From your description, it sounds like there are two major areas where you could improve your play as the Axis: (1) stockpile the resources you will need to achieve your goals, even if that means letting some of your attacks slow to a halt for a turn or two, and (2) focus on and crush the most important Allied threats, even if that means temporarily ignoring some opportunities in other parts of the board.
You describe Britain pulling troops west from Egypt and the Middle East to harass Italy – but you also say the UK built a factory in India. That means the UK has nothing to reinforce the Indian factory with other than what the UK can build in the factory itself…which means the factory is a huge target for the Axis! You should have been thinking about how you can crush that factory and seize it for yourself at virtually all costs. Instead, you killed every last infantry in China, and occupied a bunch of $1 territories in eastern Russia. That’s fine if Japan has nothing better to do, but the troops you sent up north or into central Asia could have been used against India and gotten you better results. Seizing a British factory is a huge deal. Knocking China down from two infantry to zero infantry is not a huge deal.

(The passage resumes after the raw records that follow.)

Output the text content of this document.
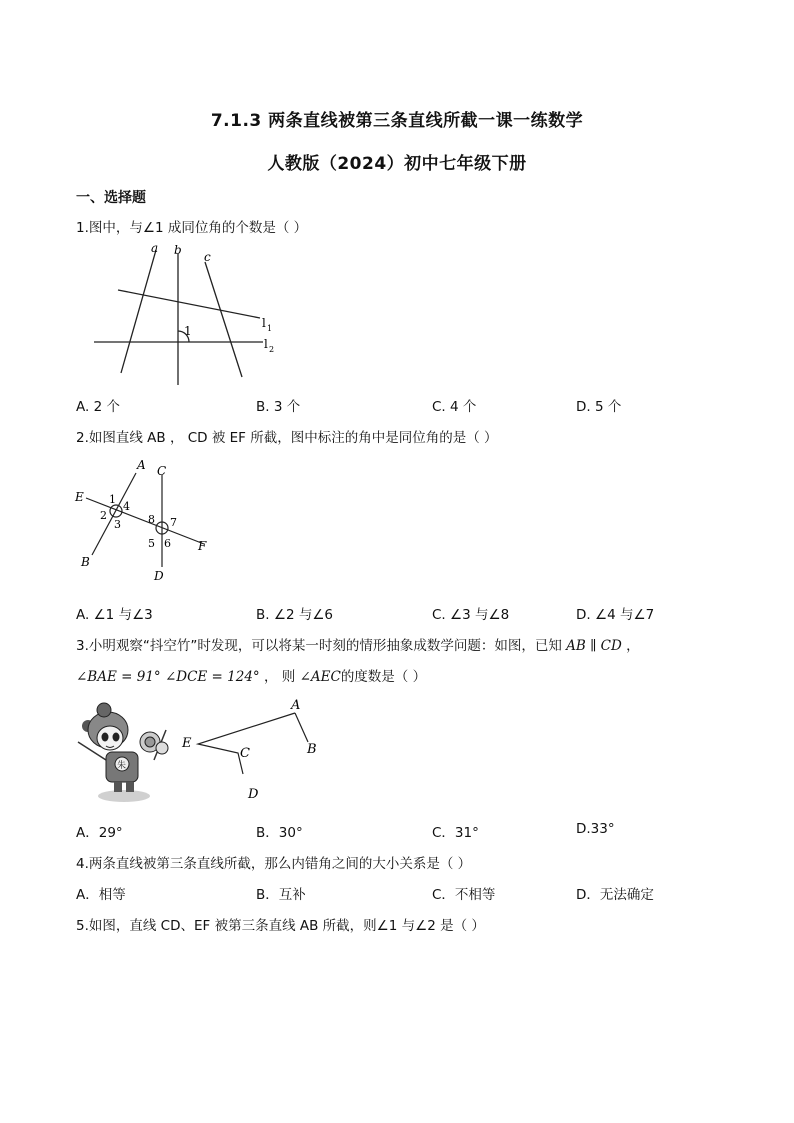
7.1.3 两条直线被第三条直线所截一课一练数学
人教版（2024）初中七年级下册
一、选择题
1.图中，与∠1 成同位角的个数是（ ）
a b c
l 1
l 2
1
A. 2 个	B. 3 个	C. 4 个	D. 5 个
2.如图直线 AB ， CD 被 EF 所截，图中标注的角中是同位角的是（ ）
A
B
C
D
E
F
1
2
3
4
5 6
7
8
A. ∠1 与∠3	B. ∠2 与∠6	C. ∠3 与∠8	D. ∠4 与∠7
3.小明观察“抖空竹”时发现，可以将某一时刻的情形抽象成数学问题：如图，已知 AB ∥ CD ，
∠BAE = 91° ∠DCE = 124° ， 则 ∠AEC的度数是（ ）
朱
A
B
C
D
E
A．29°	B．30°	C．31°	D.33°
4.两条直线被第三条直线所截，那么内错角之间的大小关系是（ ）
A．相等	B．互补	C．不相等	D．无法确定
5.如图，直线 CD、EF 被第三条直线 AB 所截，则∠1 与∠2 是（ ）
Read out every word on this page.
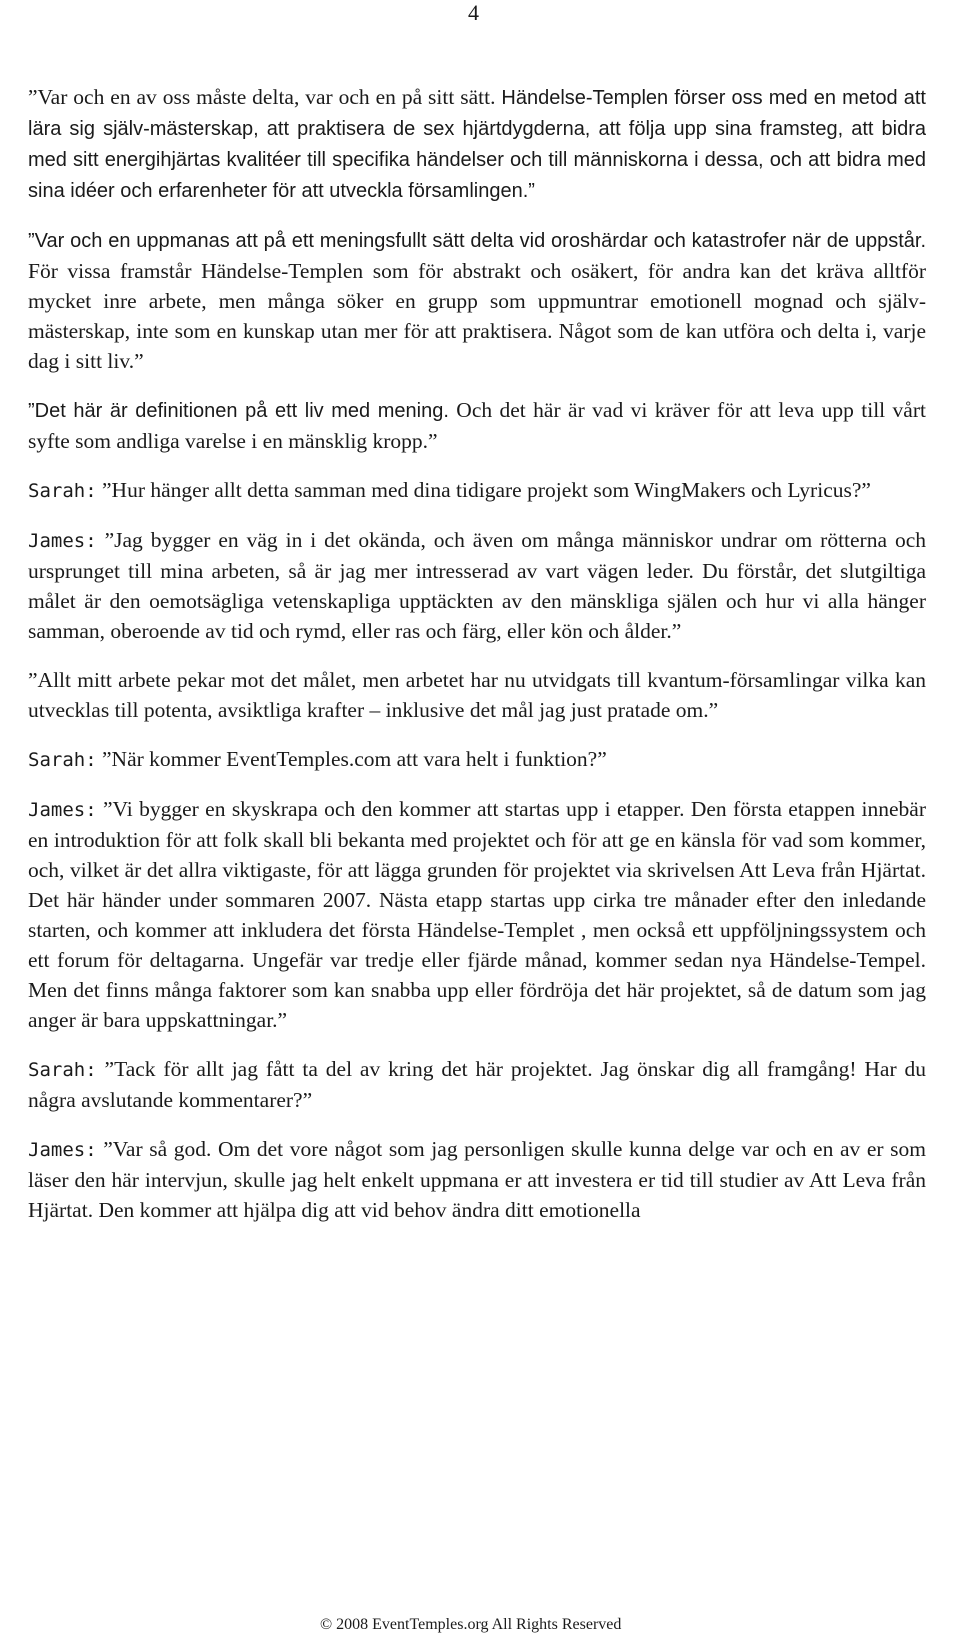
4

”Var och en av oss måste delta, var och en på sitt sätt. Händelse-Templen förser oss med en metod att lära sig själv-mästerskap, att praktisera de sex hjärtdygderna, att följa upp sina framsteg, att bidra med sitt energihjärtas kvalitéer till specifika händelser och till människorna i dessa, och att bidra med sina idéer och erfarenheter för att utveckla församlingen.”

”Var och en uppmanas att på ett meningsfullt sätt delta vid oroshärdar och katastrofer när de uppstår. För vissa framstår Händelse-Templen som för abstrakt och osäkert, för andra kan det kräva alltför mycket inre arbete, men många söker en grupp som uppmuntrar emotionell mognad och själv-mästerskap, inte som en kunskap utan mer för att praktisera. Något som de kan utföra och delta i, varje dag i sitt liv.”

”Det här är definitionen på ett liv med mening. Och det här är vad vi kräver för att leva upp till vårt syfte som andliga varelse i en mänsklig kropp.”

Sarah: ”Hur hänger allt detta samman med dina tidigare projekt som WingMakers och Lyricus?”

James: ”Jag bygger en väg in i det okända, och även om många människor undrar om rötterna och ursprunget till mina arbeten, så är jag mer intresserad av vart vägen leder. Du förstår, det slutgiltiga målet är den oemotsägliga vetenskapliga upptäckten av den mänskliga själen och hur vi alla hänger samman, oberoende av tid och rymd, eller ras och färg, eller kön och ålder.”

”Allt mitt arbete pekar mot det målet, men arbetet har nu utvidgats till kvantum-församlingar vilka kan utvecklas till potenta, avsiktliga krafter – inklusive det mål jag just pratade om.”

Sarah: ”När kommer EventTemples.com att vara helt i funktion?”

James: ”Vi bygger en skyskrapa och den kommer att startas upp i etapper. Den första etappen innebär en introduktion för att folk skall bli bekanta med projektet och för att ge en känsla för vad som kommer, och, vilket är det allra viktigaste, för att lägga grunden för projektet via skrivelsen Att Leva från Hjärtat. Det här händer under sommaren 2007. Nästa etapp startas upp cirka tre månader efter den inledande starten, och kommer att inkludera det första Händelse-Templet , men också ett uppföljningssystem och ett forum för deltagarna. Ungefär var tredje eller fjärde månad, kommer sedan nya Händelse-Tempel. Men det finns många faktorer som kan snabba upp eller fördröja det här projektet, så de datum som jag anger är bara uppskattningar.”

Sarah: ”Tack för allt jag fått ta del av kring det här projektet. Jag önskar dig all framgång! Har du några avslutande kommentarer?”

James: ”Var så god. Om det vore något som jag personligen skulle kunna delge var och en av er som läser den här intervjun, skulle jag helt enkelt uppmana er att investera er tid till studier av Att Leva från Hjärtat. Den kommer att hjälpa dig att vid behov ändra ditt emotionella

© 2008 EventTemples.org All Rights Reserved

You describe running out of troops with Germany, and running out of Japanese men to take over Indonesian territories. That means you need to establish a pipeline ahead of time. Anticipate your losses: how many Axis infantry will die on turn 2? On turn 3? How many infantry will you need to build to replace them? Where will you build them? How will you get them to the front lines? Do you have enough transports to ship them there? Do you have enough factories near the front lines to build them nearby? If not, how will you get some? Germany can often take and hold Leningrad, which is a major source of infantry reinforcements. If you take central Russia but don’t hold Leningrad, Stalingrad, or Moscow, then (much like the real life Germans) you’re vulnerable to attacks from all sides and far away from your supply lines. You need to take and hold either Leningrad or Stalingrad (or both!) early in the game so that you have a way to resupply. For Japan the issue is less about factories (although one new factory can still be useful in French Indochina, Burma, Borneo, or Shanghai) and more about transports and infantry. You need to be building an average of about 4 land units a turn in Tokyo, and you need enough transports to continuously cycle back and forth from Tokyo to Indonesia. That probably means a minimum of 4 living transports in your core sea zones: 2 to return to Tokyo each turn, and 2 to drop off troops in Borneo / East Indies / Indochina. If some of your transports are dying each turn, or moving to far away regions like Persia or Australia, then you need to build new transports to replace them.